Post-fire seed dispersal of a wind-dispersed shrub declined with distance to seed source, yet had high levels of unexplained variation

Abstract

Plant-population recovery across large disturbance areas is often seed-limited. An understanding of seed dispersal patterns is fundamental for determining natural-regeneration potential. However, forecasting seed dispersal rates across heterogeneous landscapes remains a challenge. Our objectives were to determine (i) the landscape patterning of post-disturbance seed dispersal, and underlying sources of variation and the scale at which they operate, and (ii) how the natural seed dispersal patterns relate to a seed augmentation strategy. Vertical seed trapping experiments were replicated across 2 years and five burned and/or managed landscapes in sagebrush steppe. Multi-scale sampling and hierarchical Bayesian models were used to determine the scale of spatial variation in seed dispersal. We then integrated an empirical and mechanistic dispersal kernel for wind-dispersed species to project rates of seed dispersal and compared natural seed arrival to typical post-fire aerial seeding rates. Seeds were captured across the range of tested dispersal distances, up to a maximum distance of 26 m from seed-source plants, although dispersal to the furthest traps was variable. Seed dispersal was better explained by transect heterogeneity than by patch or site heterogeneity (transects were nested within patch within site). The number of seeds captured varied from a modelled mean of ~13 m^-2 adjacent to patches of seed-producing plants, to nearly none at 10 m from patches, standardized over a 49-day period. Maximum seed dispersal distances on average were estimated to be 16 m according to a novel modelling approach using a 'latent' variable for dispersal distance based on seed trapping heights. Surprisingly, statistical representation of wind did not improve model fit and seed rain was not related to the large variation in total available seed of adjacent patches. The models predicted severe seed limitations were likely on typical burned areas, especially compared to the mean 95-250 seeds per m² that previous literature suggested were required to generate sagebrush recovery. More broadly, our Bayesian data fusion approach could be applied to other cases that require quantitative estimates of long-distance seed dispersal across heterogeneous landscapes.

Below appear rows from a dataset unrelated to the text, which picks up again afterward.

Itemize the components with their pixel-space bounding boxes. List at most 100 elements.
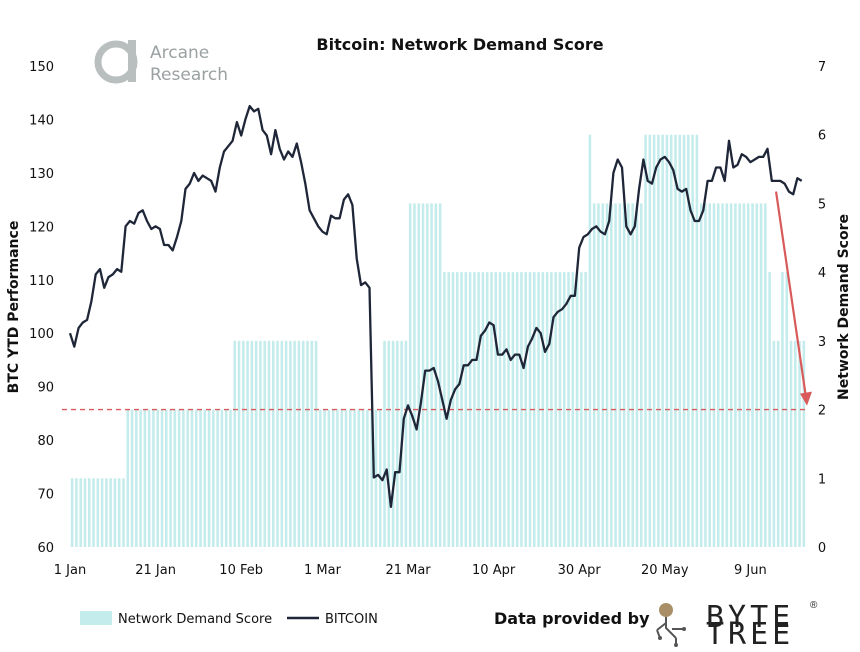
score-bar: [417, 203, 421, 547]
score-bar: [627, 203, 630, 547]
right-tick-label: 0: [818, 541, 826, 556]
x-tick-label: 20 May: [641, 563, 689, 578]
score-bar: [798, 340, 801, 547]
right-tick-label: 6: [818, 129, 826, 144]
left-tick-label: 120: [29, 220, 54, 235]
score-bar: [404, 340, 408, 547]
score-bar: [473, 272, 476, 547]
right-tick-label: 2: [818, 404, 826, 419]
legend: Network Demand Score BITCOIN: [80, 611, 378, 627]
left-axis-label: BTC YTD Performance: [6, 221, 22, 394]
score-bar: [438, 203, 442, 547]
x-tick-label: 1 Jan: [54, 563, 86, 578]
score-bar: [426, 203, 429, 547]
left-tick-label: 150: [29, 60, 54, 75]
score-bar: [297, 340, 301, 547]
logo-line1: Arcane: [150, 43, 210, 63]
score-bar: [147, 409, 151, 547]
score-bar: [738, 203, 741, 547]
score-bar: [306, 340, 309, 547]
score-bar: [246, 340, 249, 547]
score-bar: [301, 340, 305, 547]
right-tick-label: 3: [818, 335, 826, 350]
score-bar: [648, 134, 652, 547]
bytetree-word-1: BYTE: [706, 600, 795, 635]
score-bar: [164, 409, 168, 547]
score-bar: [383, 340, 386, 547]
score-bar: [173, 409, 177, 547]
score-bar: [353, 409, 356, 547]
score-bar: [721, 203, 724, 547]
score-bar: [665, 134, 669, 547]
bytetree-logo-icon: [656, 603, 686, 647]
score-bar: [361, 409, 365, 547]
score-bar: [327, 409, 331, 547]
score-bar: [314, 340, 318, 547]
score-bar: [396, 340, 399, 547]
arcane-logo-text: Arcane Research: [150, 42, 228, 86]
right-tick-label: 4: [818, 266, 826, 281]
score-bar: [464, 272, 468, 547]
score-bar: [734, 203, 737, 547]
score-bar: [169, 409, 172, 547]
score-bar: [639, 203, 643, 547]
score-bar: [481, 272, 485, 547]
score-bar: [276, 340, 279, 547]
x-tick-label: 10 Feb: [219, 563, 263, 578]
score-bar: [391, 340, 395, 547]
right-axis-label: Network Demand Score: [836, 214, 852, 400]
left-tick-label: 110: [29, 274, 54, 289]
score-bar: [143, 409, 147, 547]
score-bar: [592, 203, 596, 547]
score-bar: [725, 203, 729, 547]
score-bar: [96, 478, 100, 547]
score-bar: [545, 272, 549, 547]
score-bar: [789, 340, 793, 547]
score-bar: [366, 409, 369, 547]
score-bar: [87, 478, 91, 547]
score-bar: [117, 478, 121, 547]
score-bar: [348, 409, 352, 547]
downtrend-arrow: [774, 191, 812, 406]
score-bar: [764, 203, 767, 547]
data-credit: Data provided by: [494, 609, 650, 628]
score-bar: [742, 203, 746, 547]
score-bar: [746, 203, 750, 547]
score-bar: [319, 409, 322, 547]
score-bar: [580, 272, 583, 547]
score-bar: [139, 409, 142, 547]
score-bar: [336, 409, 339, 547]
score-bar: [498, 272, 502, 547]
score-bar: [413, 203, 416, 547]
score-bar: [751, 203, 754, 547]
right-tick-label: 1: [818, 472, 826, 487]
score-bar: [644, 134, 647, 547]
score-bar: [160, 409, 164, 547]
x-tick-label: 9 Jun: [734, 563, 767, 578]
left-axis-ticks: 60 70 80 90 100 110 120 130 140 150: [29, 60, 54, 556]
score-bar: [250, 340, 254, 547]
score-bar: [207, 409, 211, 547]
x-tick-label: 10 Apr: [472, 563, 516, 578]
score-bar: [122, 478, 125, 547]
score-bar: [130, 409, 134, 547]
score-bar: [194, 409, 198, 547]
right-axis-ticks: 0 1 2 3 4 5 6 7: [818, 60, 826, 556]
score-bar: [691, 134, 694, 547]
left-tick-label: 90: [37, 381, 54, 396]
score-bar: [678, 134, 682, 547]
score-bar: [768, 272, 771, 547]
score-bar: [631, 203, 634, 547]
left-tick-label: 80: [37, 434, 54, 449]
score-bar: [712, 203, 716, 547]
score-bar: [92, 478, 95, 547]
score-bar: [661, 134, 664, 547]
score-bar: [562, 272, 566, 547]
score-bar: [682, 134, 686, 547]
score-bar: [490, 272, 493, 547]
score-bar: [126, 409, 130, 547]
score-bar: [220, 409, 224, 547]
score-bar: [455, 272, 459, 547]
score-bar: [716, 203, 720, 547]
score-bar: [254, 340, 258, 547]
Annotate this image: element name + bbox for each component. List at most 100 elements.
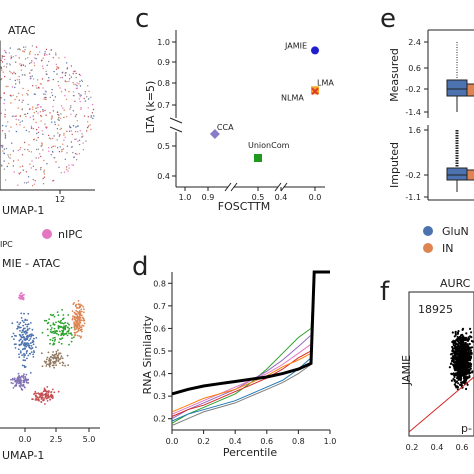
- umap-point: [17, 376, 20, 378]
- umap-point: [74, 138, 76, 141]
- umap-point: [22, 169, 24, 171]
- umap-point: [58, 358, 61, 360]
- umap-point: [57, 356, 59, 359]
- panel-f-point: [459, 373, 462, 376]
- panel-f-point: [468, 337, 471, 340]
- panel-f-point: [463, 372, 466, 375]
- umap-point: [71, 164, 73, 166]
- umap-point: [74, 100, 76, 103]
- umap-point: [46, 328, 49, 331]
- umap-point: [28, 344, 31, 347]
- umap-point: [32, 334, 35, 337]
- umap-point: [59, 330, 61, 333]
- umap-point: [8, 63, 11, 65]
- umap-point: [29, 347, 31, 349]
- panel-f-point: [449, 353, 453, 356]
- panel-c-points: JAMIE LMA NLMA CCA UnionCom: [209, 41, 334, 162]
- umap-point: [71, 133, 73, 136]
- box-glun-imputed: [446, 167, 468, 181]
- umap-point: [58, 119, 60, 122]
- umap-point: [58, 166, 60, 168]
- umap-point: [27, 94, 29, 96]
- umap-point: [62, 362, 65, 364]
- panel-f-point: [451, 373, 454, 376]
- umap-point: [49, 394, 52, 397]
- panel-f-point: [457, 350, 461, 353]
- umap-point: [53, 366, 55, 369]
- panel-c-xlabel: FOSCTTM: [218, 200, 270, 213]
- panel-f-point: [453, 335, 456, 338]
- umap-point: [54, 121, 56, 123]
- panel-f-point: [453, 340, 456, 343]
- panel-f-point: [453, 344, 456, 347]
- umap-point: [45, 365, 48, 367]
- umap-point: [1, 165, 3, 167]
- umap-point: [43, 171, 45, 173]
- panel-c-xtick-label: 0.5: [252, 193, 265, 202]
- umap-point: [37, 131, 40, 134]
- umap-point: [62, 107, 64, 109]
- panel-c: c LTA (k=5) 1.0 0.9 0.8 0.7 0.5 0.4 1.0 0.9 0.5…: [135, 4, 334, 213]
- umap-point: [74, 131, 77, 133]
- umap-point: [60, 333, 63, 336]
- umap-point: [76, 153, 78, 155]
- umap-point: [55, 352, 58, 355]
- panel-f-diagonal: [408, 376, 474, 433]
- umap-point: [55, 68, 58, 70]
- umap-point: [23, 46, 25, 48]
- panel-f-point: [453, 350, 457, 353]
- umap-point: [59, 134, 61, 136]
- umap-point: [24, 58, 27, 60]
- umap-point: [62, 314, 65, 316]
- umap-point: [70, 130, 73, 132]
- umap-point: [50, 146, 53, 149]
- panel-f: f AURC JAMIE 18925 p- 0.2 0.4 0.6: [380, 277, 474, 452]
- umap-point: [21, 296, 24, 298]
- umap-point: [6, 63, 8, 65]
- box-glun-measured: [446, 79, 468, 97]
- umap-point: [52, 342, 55, 345]
- panel-f-point: [454, 333, 457, 336]
- panel-f-annotation: p-: [461, 422, 472, 435]
- umap-point: [35, 157, 37, 159]
- umap-point: [21, 319, 24, 322]
- umap-point: [68, 78, 71, 80]
- umap-point: [31, 328, 34, 331]
- panel-f-point: [469, 362, 472, 366]
- umap-point: [22, 50, 24, 52]
- panel-d-xtick-label: 1.0: [324, 437, 337, 446]
- umap-point: [21, 101, 23, 103]
- umap-point: [86, 96, 88, 98]
- umap-point: [21, 331, 23, 334]
- umap-point: [77, 300, 80, 302]
- panel-f-frame: [408, 291, 474, 437]
- umap-point: [18, 75, 20, 78]
- umap-point: [46, 54, 48, 56]
- umap-point: [24, 375, 26, 378]
- umap-point: [60, 91, 63, 93]
- umap-point: [19, 147, 22, 149]
- umap-point: [46, 73, 48, 76]
- umap-point: [3, 102, 5, 105]
- panel-f-point: [469, 367, 472, 370]
- panel-f-point: [459, 362, 463, 365]
- umap-point: [64, 158, 67, 160]
- umap-point: [18, 326, 21, 329]
- umap-point: [29, 72, 31, 74]
- umap-point: [91, 112, 94, 114]
- panel-f-point: [463, 336, 466, 339]
- umap-point: [63, 116, 65, 119]
- panel-f-point: [451, 345, 454, 349]
- umap-point: [32, 106, 34, 108]
- panel-d-ytick-label: 0.3: [153, 392, 166, 401]
- umap-point: [39, 394, 42, 397]
- umap-point: [17, 48, 19, 50]
- umap-point: [21, 294, 24, 297]
- umap-point: [20, 343, 22, 345]
- umap-point: [74, 319, 77, 322]
- panel-f-point: [457, 375, 460, 378]
- umap-point: [50, 118, 53, 120]
- umap-point: [65, 98, 68, 101]
- umap-point: [57, 327, 60, 330]
- umap-point: [78, 315, 81, 318]
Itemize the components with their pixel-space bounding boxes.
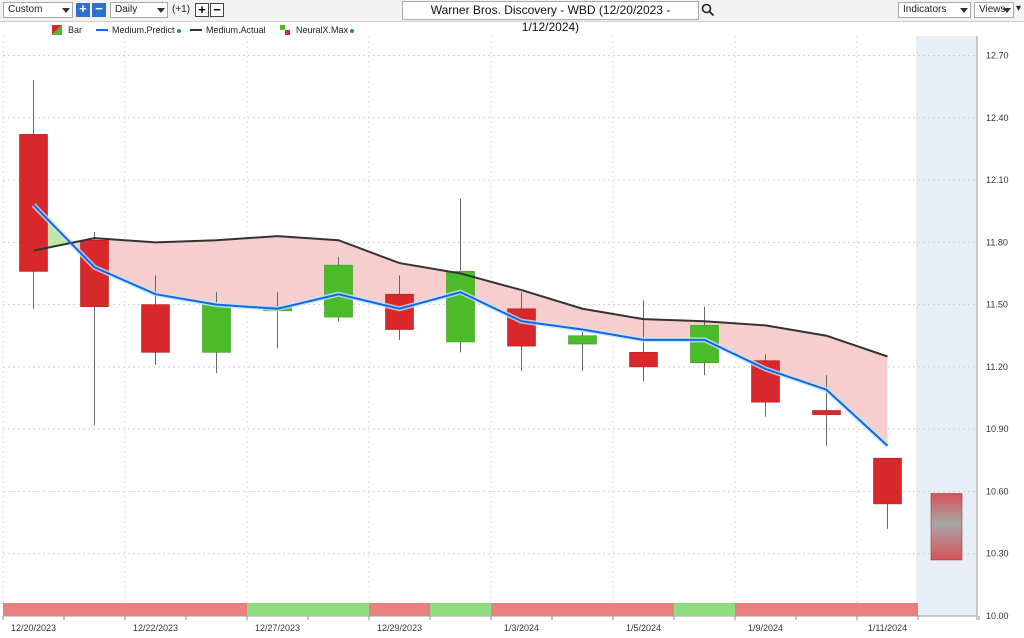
candle-body — [568, 335, 597, 345]
y-tick-label: 10.00 — [986, 611, 1009, 621]
interval-select[interactable]: Daily — [110, 2, 168, 18]
views-label: Views — [979, 4, 1006, 15]
signal-cell — [308, 603, 369, 616]
x-tick-label: 12/27/2023 — [255, 623, 300, 633]
actual-line — [33, 235, 888, 358]
chevron-down-icon — [1003, 8, 1011, 13]
signal-cell — [491, 603, 552, 616]
candle-body — [812, 410, 841, 415]
legend-label: Medium.Predict — [112, 24, 181, 36]
indicators-select[interactable]: Indicators — [898, 2, 971, 18]
info-dot-icon[interactable] — [176, 28, 181, 33]
candle-body — [446, 271, 475, 343]
range-select-value: Custom — [8, 4, 43, 15]
candle-body — [202, 304, 231, 353]
x-tick-label: 1/5/2024 — [626, 623, 661, 633]
y-tick-label: 11.80 — [986, 237, 1008, 247]
bar-icon — [52, 25, 62, 35]
band-down — [70, 236, 888, 446]
candle-body — [324, 264, 353, 318]
y-tick-label: 10.60 — [986, 486, 1009, 496]
x-tick-label: 12/29/2023 — [377, 623, 422, 633]
chevron-down-icon — [62, 8, 70, 13]
signal-cell — [796, 603, 857, 616]
line-swatch-icon — [190, 29, 202, 31]
legend-label: NeuralX.Max — [296, 24, 355, 36]
signal-cell — [735, 603, 796, 616]
signal-cell — [552, 603, 613, 616]
views-select[interactable]: Views — [974, 2, 1014, 18]
predict-line — [32, 204, 889, 447]
offset-minus-button[interactable]: − — [210, 3, 224, 17]
zoom-out-button[interactable]: − — [92, 2, 106, 17]
more-options-icon[interactable]: ▾ — [1016, 3, 1022, 14]
candle-body — [873, 457, 902, 505]
neuralx-icon — [280, 25, 290, 35]
signal-cell — [674, 603, 735, 616]
x-tick-label: 1/9/2024 — [748, 623, 783, 633]
y-tick-label: 12.40 — [986, 113, 1009, 123]
y-tick-label: 10.90 — [986, 424, 1009, 434]
offset-label: (+1) — [172, 4, 191, 15]
forecast-bar — [930, 493, 963, 561]
signal-cell — [369, 603, 430, 616]
search-icon[interactable] — [701, 3, 715, 17]
x-tick-label: 12/20/2023 — [11, 623, 56, 633]
signal-cell — [125, 603, 186, 616]
x-tick-label: 1/3/2024 — [504, 623, 539, 633]
zoom-in-button[interactable]: + — [76, 2, 90, 17]
range-select[interactable]: Custom — [3, 2, 73, 18]
legend-label: Bar — [68, 25, 83, 35]
line-swatch-icon — [96, 29, 108, 31]
candle-body — [690, 325, 719, 364]
candle-body — [141, 304, 170, 353]
candle-body — [385, 293, 414, 330]
candle-body — [629, 352, 658, 368]
price-chart[interactable]: 10.00 10.30 10.60 10.90 11.20 11.50 11.80 12.10… — [0, 36, 1024, 638]
legend-label: Medium.Actual — [206, 25, 266, 35]
signal-cell — [247, 603, 308, 616]
chart-title-field[interactable]: Warner Bros. Discovery - WBD (12/20/2023… — [402, 1, 699, 34]
y-tick-label: 12.10 — [986, 175, 1009, 185]
y-tick-label: 11.50 — [986, 300, 1008, 310]
signal-cell — [64, 603, 125, 616]
y-tick-label: 11.20 — [986, 362, 1008, 372]
y-tick-label: 10.30 — [986, 549, 1009, 559]
interval-select-value: Daily — [115, 4, 138, 15]
x-tick-label: 1/11/2024 — [868, 623, 907, 633]
y-tick-label: 12.70 — [986, 50, 1009, 60]
signal-cell — [186, 603, 247, 616]
signal-cell — [430, 603, 491, 616]
signal-cell — [857, 603, 918, 616]
x-tick-label: 12/22/2023 — [133, 623, 178, 633]
indicators-label: Indicators — [903, 4, 947, 15]
chevron-down-icon — [960, 8, 968, 13]
toolbar: Custom + − Daily (+1) + − Warner Bros. D… — [0, 0, 1024, 34]
offset-plus-button[interactable]: + — [195, 3, 209, 17]
chevron-down-icon — [157, 8, 165, 13]
signal-cell — [613, 603, 674, 616]
candle-body — [19, 134, 48, 272]
signal-cell — [3, 603, 64, 616]
info-dot-icon[interactable] — [350, 28, 355, 33]
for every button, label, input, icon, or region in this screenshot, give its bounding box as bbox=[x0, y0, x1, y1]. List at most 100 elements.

Keywords: Data fusion; ecological forecasting; hierarchical Bayesian models; natural regeneration; seed dispersal.

Figure 1.

Locations of fires (outlines) and trapping sites (dots) for dispersal study shown as an inset map on western USA and 2011 sagebrush cover (%) from the National Land Cover Database (NLCD) (Rigge et al. 2020).

Figure 2.

Relationship of mean trap abundance (bottom panel) and variability (RSE, top panel) of the density of seeds captured (per 0.05 m² of vertical trap area) relative to the distance of seed traps from seed source patch. Seed density is standardized by the number of days in each collection interval period shown as the mean per trap ± the standard error (bottom). Alkie was excluded due to seed crop failure and no seeds trapped.

Figure 3.

Box plots of the estimated total available seeds per patch (fecundity × number of reproductive plants) across sites (top) and number of seeds across traps of all distances caught per 0.05 m² trap area standardized by 49 days deployed (bottom). The graphs do not include under-crown traps. The unit of measure for the top graph is a patch (n = 19) and the unit of measure for the bottom graph is a trap (seed counts aggregated across heights, n = 273). Alkie was excluded due to seed crop failure and no seeds trapped.

Figure 4.

Posterior distributions intervals for parameters of the landscape negative binomial seed density model with intercepts and slopes varied by transect. The centre circle of each distribution shows the median, the thick bars show the 50 % credible interval and the thin lines show the 90 % credible interval. Predictors were scaled prior to analysis so that parameter values represent relative effect size of each predictor on trapped seed density. (A) Global parameters, (B) varying intercepts by transect, (C) varying slope of the height parameter by transect, (D) varying slope of the distance parameter by transect and (E) varying slope of the height:distance parameter by transect.

Figure 5.

Mean number of trapped seeds per m² area predicted from the landscape model with slope varied by transect, showing the interacting effects of trapped height and trapped distance on seed density. The shaded ribbons show the 90 % credible intervals.

Figure 6.

Simulated median seed dispersal (seeds per m²) estimated using the seed dispersal model with transect-level variation in dispersal kernel (1000 simulations), based on global parameters for the p and u parameters of the 2Dt kernel, and assuming an average of 30 000 seeds per reproductive plant, and 25 individuals per patch. The grey ribbon shows the 90 % quantiles of the simulations.